WASHINGTON –Thomas R. Sullivan, former Connecticut insurance commissioner, was named as the senior advisor for insurance to the Board of Governors of the Federal Reserve System.
The appointment was confirmed by a Fed spokesman who said that Sullivan starts his new job June 9. Sullivan, who is 52, had most recently been a partner at PricewaterhouseCoopers.
According to an e-mail to colleagues in the insurance sector, Sullivan will represent the Fed at all domestic and international insurance forums. “I am excited to be joining the Fed and there is a lot of work to be done given their statutory authority as consolidated regulator for the designated insurer non-bank SIFI’s (Systemically Important Financial Institution) and the insurer owned SLHC’s (Saving and Loan Holding Companies),” Sullivan wrote.

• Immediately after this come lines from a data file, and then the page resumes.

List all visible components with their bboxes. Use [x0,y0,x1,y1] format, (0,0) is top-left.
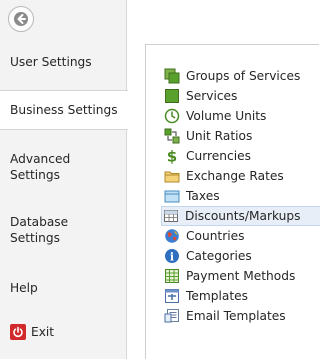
list-item-unit-ratios[interactable]: Unit Ratios [162,126,320,146]
nav-label: Help [10,281,38,295]
list-item-label: Discounts/Markups [185,209,301,223]
business-settings-panel: Groups of Services Services Volume Units… [145,44,320,359]
nav-label: User Settings [10,55,92,69]
svg-text:$: $ [167,148,177,164]
list-item-categories[interactable]: i Categories [162,246,320,266]
list-item-label: Email Templates [186,309,286,323]
currencies-icon: $ [164,148,180,164]
nav-help[interactable]: Help [0,278,127,298]
backstage-nav: User Settings Business Settings Advanced… [0,0,128,359]
back-button[interactable] [8,6,34,32]
list-item-label: Services [186,89,238,103]
nav-label: Advanced Settings [10,152,71,182]
list-item-services[interactable]: Services [162,86,320,106]
nav-database-settings[interactable]: Database Settings [0,213,90,247]
list-item-label: Currencies [186,149,251,163]
list-item-groups-of-services[interactable]: Groups of Services [162,66,320,86]
list-item-currencies[interactable]: $ Currencies [162,146,320,166]
list-item-exchange-rates[interactable]: Exchange Rates [162,166,320,186]
email-templates-icon [164,308,180,324]
business-settings-list: Groups of Services Services Volume Units… [161,66,320,326]
nav-business-settings[interactable]: Business Settings [0,90,128,130]
list-item-label: Countries [186,229,245,243]
services-icon [164,88,180,104]
list-item-label: Payment Methods [186,269,296,283]
nav-label: Business Settings [10,103,118,117]
power-icon [10,324,26,340]
list-item-templates[interactable]: Templates [162,286,320,306]
list-item-email-templates[interactable]: Email Templates [162,306,320,326]
volume-units-icon [164,108,180,124]
nav-label: Database Settings [10,215,69,245]
list-item-label: Unit Ratios [186,129,253,143]
list-item-countries[interactable]: Countries [162,226,320,246]
list-item-discounts-markups[interactable]: Discounts/Markups [161,206,320,226]
nav-exit[interactable]: Exit [0,322,127,342]
categories-icon: i [164,248,180,264]
list-item-label: Categories [186,249,252,263]
list-item-label: Exchange Rates [186,169,284,183]
list-item-label: Groups of Services [186,69,301,83]
countries-icon [164,228,180,244]
exchange-rates-icon [164,168,180,184]
svg-text:i: i [170,250,174,263]
back-arrow-icon [14,12,28,26]
groups-of-services-icon [164,68,180,84]
templates-icon [164,288,180,304]
unit-ratios-icon [164,128,180,144]
nav-user-settings[interactable]: User Settings [0,52,127,72]
taxes-icon [164,188,180,204]
payment-methods-icon [164,268,180,284]
nav-label: Exit [31,325,55,339]
list-item-payment-methods[interactable]: Payment Methods [162,266,320,286]
list-item-label: Templates [186,289,248,303]
list-item-label: Volume Units [186,109,267,123]
list-item-label: Taxes [186,189,220,203]
nav-advanced-settings[interactable]: Advanced Settings [0,150,90,184]
discounts-markups-icon [163,208,179,224]
list-item-volume-units[interactable]: Volume Units [162,106,320,126]
list-item-taxes[interactable]: Taxes [162,186,320,206]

Sullivan, a Republican, stepped down under fire as Connecticut’s insurance commissioner in 2010 after approving a large health insurance rate increase for Aetna that earned the ire of consumer groups and the Department of Health and Human Services. He had served for three years as insurance commissioner, and was a former top official at The Hartford, serving in various jobs before being named insurance commissioner in 2007 by then Gov. Jodi Rell. His last post at The Hartford was in the property/casualty area, but as Connecticut insurance commissioner he chaired the NAIC’s Life Insurance and Annuities Committee.

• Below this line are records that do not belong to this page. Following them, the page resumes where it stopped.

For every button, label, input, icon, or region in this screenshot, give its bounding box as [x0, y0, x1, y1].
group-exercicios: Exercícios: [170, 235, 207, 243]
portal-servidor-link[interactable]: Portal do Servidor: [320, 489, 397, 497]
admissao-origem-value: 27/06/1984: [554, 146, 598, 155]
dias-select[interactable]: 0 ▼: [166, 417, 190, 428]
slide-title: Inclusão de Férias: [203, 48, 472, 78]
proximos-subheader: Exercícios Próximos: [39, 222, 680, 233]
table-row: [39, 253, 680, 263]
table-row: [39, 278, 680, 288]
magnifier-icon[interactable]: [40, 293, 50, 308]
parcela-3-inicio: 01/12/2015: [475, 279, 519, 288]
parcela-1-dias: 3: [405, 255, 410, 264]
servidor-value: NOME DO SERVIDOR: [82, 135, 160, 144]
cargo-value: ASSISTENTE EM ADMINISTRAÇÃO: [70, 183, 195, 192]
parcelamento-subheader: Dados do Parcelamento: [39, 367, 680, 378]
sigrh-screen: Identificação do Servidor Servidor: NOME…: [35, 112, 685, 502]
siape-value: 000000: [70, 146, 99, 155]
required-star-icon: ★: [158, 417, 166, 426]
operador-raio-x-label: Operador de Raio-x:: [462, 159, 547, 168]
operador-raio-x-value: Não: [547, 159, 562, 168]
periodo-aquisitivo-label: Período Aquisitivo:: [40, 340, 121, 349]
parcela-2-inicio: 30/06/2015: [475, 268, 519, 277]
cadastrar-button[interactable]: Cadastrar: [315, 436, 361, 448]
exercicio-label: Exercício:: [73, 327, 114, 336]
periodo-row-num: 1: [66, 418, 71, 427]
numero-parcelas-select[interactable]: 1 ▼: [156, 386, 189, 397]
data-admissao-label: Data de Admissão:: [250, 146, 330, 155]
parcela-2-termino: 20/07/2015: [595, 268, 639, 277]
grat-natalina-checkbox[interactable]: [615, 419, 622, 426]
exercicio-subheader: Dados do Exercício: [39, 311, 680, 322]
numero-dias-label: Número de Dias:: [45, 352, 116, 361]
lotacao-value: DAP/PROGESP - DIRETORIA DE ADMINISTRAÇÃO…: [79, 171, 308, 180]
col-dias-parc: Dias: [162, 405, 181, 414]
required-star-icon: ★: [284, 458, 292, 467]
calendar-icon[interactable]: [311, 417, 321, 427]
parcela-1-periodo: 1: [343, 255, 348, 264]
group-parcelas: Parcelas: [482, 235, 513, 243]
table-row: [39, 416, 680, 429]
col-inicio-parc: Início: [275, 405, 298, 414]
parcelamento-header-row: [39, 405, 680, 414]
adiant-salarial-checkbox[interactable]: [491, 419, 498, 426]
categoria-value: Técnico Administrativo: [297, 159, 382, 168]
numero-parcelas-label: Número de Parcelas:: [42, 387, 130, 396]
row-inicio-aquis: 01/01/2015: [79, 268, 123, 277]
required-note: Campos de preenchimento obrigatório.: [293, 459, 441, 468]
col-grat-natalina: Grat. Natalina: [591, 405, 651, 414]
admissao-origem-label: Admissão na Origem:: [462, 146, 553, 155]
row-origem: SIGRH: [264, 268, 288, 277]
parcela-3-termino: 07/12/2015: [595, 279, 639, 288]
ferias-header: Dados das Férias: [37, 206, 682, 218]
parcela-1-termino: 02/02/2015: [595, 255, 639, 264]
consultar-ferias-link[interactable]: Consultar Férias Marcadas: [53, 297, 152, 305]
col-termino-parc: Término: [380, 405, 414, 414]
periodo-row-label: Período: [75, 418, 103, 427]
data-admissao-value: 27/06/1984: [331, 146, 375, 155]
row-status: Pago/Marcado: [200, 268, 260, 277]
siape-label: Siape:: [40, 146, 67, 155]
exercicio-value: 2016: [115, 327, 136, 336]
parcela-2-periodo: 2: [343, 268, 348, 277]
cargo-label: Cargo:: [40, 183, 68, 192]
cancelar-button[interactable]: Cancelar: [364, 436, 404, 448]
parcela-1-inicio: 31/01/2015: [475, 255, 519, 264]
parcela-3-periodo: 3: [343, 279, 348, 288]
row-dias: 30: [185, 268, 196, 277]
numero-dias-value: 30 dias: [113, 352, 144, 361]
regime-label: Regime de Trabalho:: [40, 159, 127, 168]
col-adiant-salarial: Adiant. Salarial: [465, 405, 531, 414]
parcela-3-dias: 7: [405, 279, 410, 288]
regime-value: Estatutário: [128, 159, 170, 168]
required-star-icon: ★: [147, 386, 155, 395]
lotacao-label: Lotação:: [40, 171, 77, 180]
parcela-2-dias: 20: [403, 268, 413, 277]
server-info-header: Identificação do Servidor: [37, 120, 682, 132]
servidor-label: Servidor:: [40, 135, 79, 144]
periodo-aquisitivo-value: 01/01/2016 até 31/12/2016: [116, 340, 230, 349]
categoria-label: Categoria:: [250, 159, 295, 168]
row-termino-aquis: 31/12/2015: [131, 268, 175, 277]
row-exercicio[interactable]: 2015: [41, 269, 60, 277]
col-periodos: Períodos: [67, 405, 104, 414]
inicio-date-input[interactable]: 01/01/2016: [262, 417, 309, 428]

The announcement comes as insurance companies and the NAIC push back against federal and international regulatory requirements. Meanwhile, the Senate will take up legislation Tuesday that would reauthorize the Terrorism Risk Insurance Act.
However, the industry is asking that other provisions be added. A strong possibility for inclusion as an amendment is separate legislation S. S. 2270, the “Insurance Capital Standards Clarification Act of 2014.”

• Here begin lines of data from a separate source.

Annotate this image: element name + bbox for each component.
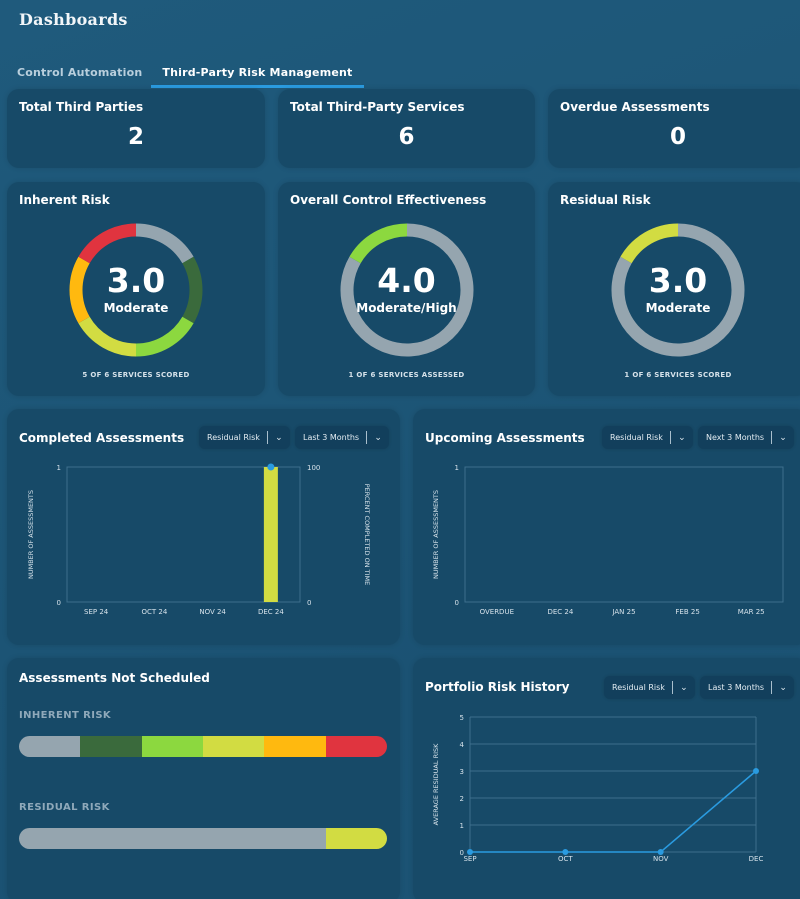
y-tick-label: 1 (455, 464, 459, 472)
y-tick-label: 1 (57, 464, 61, 472)
donut-score: 3.0 (648, 261, 708, 300)
donut-score: 3.0 (106, 261, 166, 300)
donut-footer: 1 OF 6 SERVICES ASSESSED (348, 371, 465, 379)
data-point (753, 768, 759, 774)
donut-segment-moderate-high (348, 223, 407, 264)
donut-footer: 1 OF 6 SERVICES SCORED (624, 371, 732, 379)
x-tick-label: OCT 24 (141, 608, 167, 616)
y-tick-label: 2 (460, 795, 464, 803)
y-tick-label: 0 (455, 599, 459, 607)
inherent-risk-bar (19, 736, 387, 757)
y-tick-label: 1 (460, 822, 464, 830)
completed-assessments-chart: SEP 24 OCT 24 NOV 24 DEC 24 0 1 0 100 NUMBER OF … (27, 463, 371, 616)
card-title: Residual Risk (560, 193, 651, 207)
stat-title: Total Third Parties (19, 100, 144, 114)
upcoming-assessments-card: Upcoming Assessments Residual Risk ⌄ Nex… (413, 409, 800, 645)
tab-third-party-risk-management[interactable]: Third-Party Risk Management (151, 62, 364, 88)
bar-segment-moderate (202, 736, 265, 757)
y2-axis-label: PERCENT COMPLETED ON TIME (363, 484, 371, 585)
stat-title: Overdue Assessments (560, 100, 710, 114)
bar-segment-low-moderate (141, 736, 203, 757)
donut-label: Moderate (645, 301, 711, 315)
dashboard-tabs: Control Automation Third-Party Risk Mana… (8, 62, 364, 88)
completed-assessments-card: Completed Assessments Residual Risk ⌄ La… (7, 409, 400, 645)
y2-tick-label: 0 (307, 599, 311, 607)
x-tick-label: DEC 24 (547, 608, 573, 616)
data-point (657, 849, 664, 855)
on-time-point (267, 463, 275, 471)
stat-value: 6 (398, 124, 415, 150)
bar-segment-low (80, 736, 142, 757)
portfolio-risk-history-card: Portfolio Risk History Residual Risk ⌄ L… (413, 658, 800, 899)
y2-tick-label: 100 (307, 464, 320, 472)
residual-risk-card: Residual Risk 3.0 Moderate 1 OF 6 SERVIC… (548, 182, 800, 396)
x-tick-label: SEP 24 (84, 608, 109, 616)
x-tick-label: JAN 25 (611, 608, 635, 616)
data-point (467, 849, 473, 855)
card-title: Assessments Not Scheduled (19, 671, 210, 685)
stat-title: Total Third-Party Services (290, 100, 465, 114)
residual-risk-label: RESIDUAL RISK (19, 802, 110, 813)
y-axis-label: NUMBER OF ASSESSMENTS (27, 490, 35, 579)
inherent-risk-label: INHERENT RISK (19, 710, 112, 721)
donut-score: 4.0 (377, 261, 436, 300)
donut-chart: 3.0 Moderate (548, 220, 800, 360)
upcoming-assessments-chart: OVERDUE DEC 24 JAN 25 FEB 25 MAR 25 0 1 NUMBER … (432, 464, 784, 616)
donut-segment-unscored (135, 223, 194, 264)
donut-footer: 5 OF 6 SERVICES SCORED (82, 371, 190, 379)
card-title: Inherent Risk (19, 193, 110, 207)
data-point (562, 849, 569, 855)
assessments-not-scheduled-card: Assessments Not Scheduled INHERENT RISK … (7, 658, 400, 899)
donut-segment-high (78, 223, 137, 264)
x-tick-label: DEC 24 (258, 608, 284, 616)
x-tick-label: NOV (653, 855, 669, 863)
donut-segment-moderate (620, 223, 679, 264)
y-tick-label: 5 (460, 714, 464, 722)
donut-label: Moderate (103, 301, 169, 315)
y-axis-label: AVERAGE RESIDUAL RISK (432, 743, 440, 826)
bar-segment-unscored (19, 828, 326, 849)
y-axis-label: NUMBER OF ASSESSMENTS (432, 490, 440, 579)
card-title: Overall Control Effectiveness (290, 193, 487, 207)
y-tick-label: 4 (460, 741, 465, 749)
donut-chart: 4.0 Moderate/High (278, 220, 535, 360)
donut-label: Moderate/High (356, 301, 457, 315)
x-tick-label: NOV 24 (199, 608, 226, 616)
bar-segment-moderate-high (264, 736, 326, 757)
x-tick-label: OVERDUE (480, 608, 514, 616)
stat-value: 0 (669, 124, 686, 150)
stat-card-total-third-parties: Total Third Parties 2 (7, 89, 265, 168)
tab-control-automation[interactable]: Control Automation (8, 62, 151, 88)
inherent-risk-card: Inherent Risk 3.0 Moderate 5 OF 6 SERVIC… (7, 182, 265, 396)
bar-segment-unscored (19, 736, 81, 757)
portfolio-risk-history-chart: 012345SEP OCT NOV DECAVERAGE RESIDUAL RISK (432, 714, 764, 863)
x-tick-label: MAR 25 (738, 608, 765, 616)
plot-frame (464, 466, 784, 603)
series-line (470, 770, 757, 853)
page-title: Dashboards (19, 10, 128, 29)
stat-value: 2 (127, 124, 144, 150)
x-tick-label: OCT (558, 855, 573, 863)
bar-segment-moderate (325, 828, 387, 849)
stat-card-overdue-assessments: Overdue Assessments 0 (548, 89, 800, 168)
residual-risk-bar (19, 828, 387, 849)
stat-card-total-services: Total Third-Party Services 6 (278, 89, 535, 168)
x-tick-label: DEC (749, 855, 764, 863)
x-tick-label: SEP (463, 855, 476, 863)
control-effectiveness-card: Overall Control Effectiveness 4.0 Modera… (278, 182, 535, 396)
donut-segment-moderate (78, 316, 137, 357)
x-tick-label: FEB 25 (675, 608, 699, 616)
bar-segment-high (325, 736, 387, 757)
y-tick-label: 0 (57, 599, 61, 607)
donut-segment-low-moderate (135, 316, 194, 357)
donut-chart: 3.0 Moderate (7, 220, 265, 360)
bar (263, 467, 278, 602)
y-tick-label: 3 (460, 768, 464, 776)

This legislation would revise Sec. 171, a provision of the Dodd-Frank financial services reform law. This requires the Federal Reserve to apply bank capital rules to insurance companies it supervises.
The S. 2270 and the companion House bill H.R. 4510 clarify that the Fed can apply insurance-based capital standards to the insurance portion of the business, while still keeping banking capital standards for the banking portion of the business.
The legislation also prevents the Fed from requiring mutual insurance companies such as State Farm from preparing financial statements in accordance with generally accepted accounting principles, when they are already preparing financial statements in accordance with state-based statutory accounting principles. Other provisions seeking to reaffirm state oversight of insurance could also be proposed, although industry lobbyists say the battle over that issue is more likely to come up when the House acts on TRIA.
For example, 49 House members sent a letter to the House Appropriations Committee on May 29 asking that 48 other members request legislative and report language in the Treasury and Federal Reserve Board appropriation bills be designed to ensure that U.S. federal officials halt negotiating European-centric, bank-like capital standards for internationally active U.S. insurers.
Meanwhile, The American Council of Life Insurers took out a full-page advertisement in Roll Call on May 28, which will be repeated in Politico June 4, highlighting the life insurance industry’s support for S. 2270 and the House companion legislation H.R. 4510. “This issue is vitally important to ACLI and its member companies,” the advertisements say.